Elcevap: Evvelâ; imkânat başkadır, vukuat başkadır. Herbir fert, çok adamları öldürebilmesi mümkündür. Bu imkân-ı katil cihetiyle mahkemeye verilir mi? Herbir kibrit, bir hâneyi yakması mümkündür. Bu yangın imkâniyle kibritler imha edilir mi?
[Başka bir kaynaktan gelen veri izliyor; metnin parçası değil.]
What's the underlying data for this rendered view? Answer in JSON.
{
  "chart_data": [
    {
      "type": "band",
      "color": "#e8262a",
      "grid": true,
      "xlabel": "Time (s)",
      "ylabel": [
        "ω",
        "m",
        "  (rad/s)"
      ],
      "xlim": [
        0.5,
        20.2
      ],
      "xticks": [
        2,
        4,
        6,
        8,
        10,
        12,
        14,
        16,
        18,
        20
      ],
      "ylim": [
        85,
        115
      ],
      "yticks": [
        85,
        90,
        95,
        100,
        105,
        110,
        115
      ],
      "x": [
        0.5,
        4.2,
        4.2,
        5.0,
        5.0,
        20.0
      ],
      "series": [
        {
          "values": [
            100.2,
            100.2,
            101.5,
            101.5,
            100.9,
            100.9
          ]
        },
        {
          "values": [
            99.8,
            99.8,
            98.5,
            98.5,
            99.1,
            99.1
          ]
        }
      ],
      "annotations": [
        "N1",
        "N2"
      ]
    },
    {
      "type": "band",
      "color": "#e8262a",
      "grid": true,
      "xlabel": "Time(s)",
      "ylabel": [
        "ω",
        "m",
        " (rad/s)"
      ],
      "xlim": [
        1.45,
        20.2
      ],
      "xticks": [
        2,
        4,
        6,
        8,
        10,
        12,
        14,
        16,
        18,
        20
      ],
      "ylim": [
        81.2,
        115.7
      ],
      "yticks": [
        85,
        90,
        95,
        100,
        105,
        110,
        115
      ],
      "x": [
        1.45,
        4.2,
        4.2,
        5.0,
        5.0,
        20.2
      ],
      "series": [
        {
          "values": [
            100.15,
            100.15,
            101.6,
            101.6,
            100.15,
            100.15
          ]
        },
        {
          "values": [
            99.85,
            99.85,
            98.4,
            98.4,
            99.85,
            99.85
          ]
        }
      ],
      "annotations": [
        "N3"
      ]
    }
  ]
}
Saniyen: Yüz bin def’a hâşâ! İştigal ettiğimiz ulûm-u îmaniye, Rızâyı İlâhîyyeden başka hiçbir şeye âlet olamaz. Evet, Güneş Kamer’e peyk ve tâbi olmadığı gibi, saadet-i ebediyyenin nurânî ve kudsî anahtarı ve hayat-ı uhreviyyenin bir Güneşi olan îman dahi, hayat-ı içtimâîyyenin aleti olamaz. Evet, bu kâinatın en muazzam mes’elesi ve şu hilkat-ı âlemin en büyük muamması olan sırr-ı îmandan daha ehemmiyetli bir mes’ele-i kâinat yoktur ki, bu mes’ele-i sırr-ı îman ona âlet olsun.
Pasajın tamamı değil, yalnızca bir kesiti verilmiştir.